John Pemberton - A third, minor electoral organisation existed in the Waikato, and procured the election of John Pemberton, a biosecurity officer on his third serious attempt. He is only notable for giving the tie-breaking vote for Keith Locke's Environmental Protection Bill in 2004, an action which bolstered the green-left wing of the Labour Party, encouraged them to challenge Cosgrove's leadership, and thereby contributed to their third consecutive defeat in the following year's election.
Grant and Paula Gillon - McConachy stepped down in the (now extremely safe) East Coast Bays electorate in 2005, making way for the young Paula Gillon. This selection was criticised in the press and in the Wrightite right-wing of the party, principally because Gillon's father was already an MP - the North Shore machine had got him elected in Glenfield in 1999, spreading green and gold across North Auckland. He was Leader of the Party from 2003 until his defeat by John Wright four years later, who criticised the fact that, from the time of his daughter's selection to Wright's victory in the second Selwyn by-election, the Democratic caucus was entirely a family affair. Eventually, these criticisms filtered through to the electorate: Grant was voted out of Glenfield shortly after he was voted out of the Leadership (largely thanks to Wright refusing to fund his campaign from central resources) and the voters of East Coast Bays ended their long love affair with Social Credit when Paula "took the absolute piss" by stepping aside in favour of her brother John.
Chris Leitch - A longtime Democrat member, who came second in the Tamaki by-election of 1992, Leitch finally entered Parliament in the Hobson by-election precipitated by Mike Sabin's appointment as High Commissioner to London. The Democratic Party had been out of Parliament for a year, and Leitch's victory breathed new life into the then-moribund organisation.
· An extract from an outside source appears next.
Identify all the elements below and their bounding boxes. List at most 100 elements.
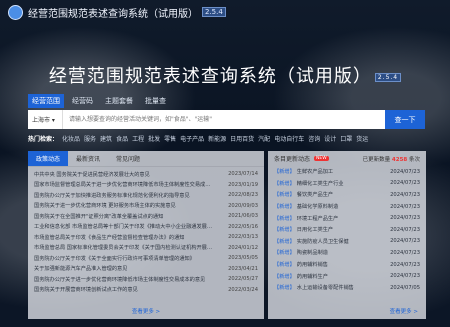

This victory was largely down to the reluctance of the Labour Party to campaign hard all the way up there, having been demoralised by their failure to re-enter Government the year before (the Tizard-led Labour-Mana Motuhake government of 2008-11 had been a toxic mess, but preferable to left-wingers than the alternative). As such, when Leitch ended his maiden speech, and all subsequent speeches, with the words "TTIP must be destroyed", Labour quickly about-faced and did everything in their power to help National win back the seat in 2017.
Raf Manji - The loss of Leitch was outweighed by the entrance of Raf Manji, who took Fendalton back from National - he had previously worked with Finance Minister John Key in a bank, a fact which he recounted gleefully before delving into the details of how he had seen the light of Social Credit. Being respectable enough to be elected in a relatively plush part of Christchurch, and yet sufficiently ideologically sound enough to satisfy the rank and file, Leitch had no hesitation in standing aside as Leader in his favour shortly after the election. Although the Democrats are down to a single MP, they are hopeful that Manji signals another new era in their long and unlikely history.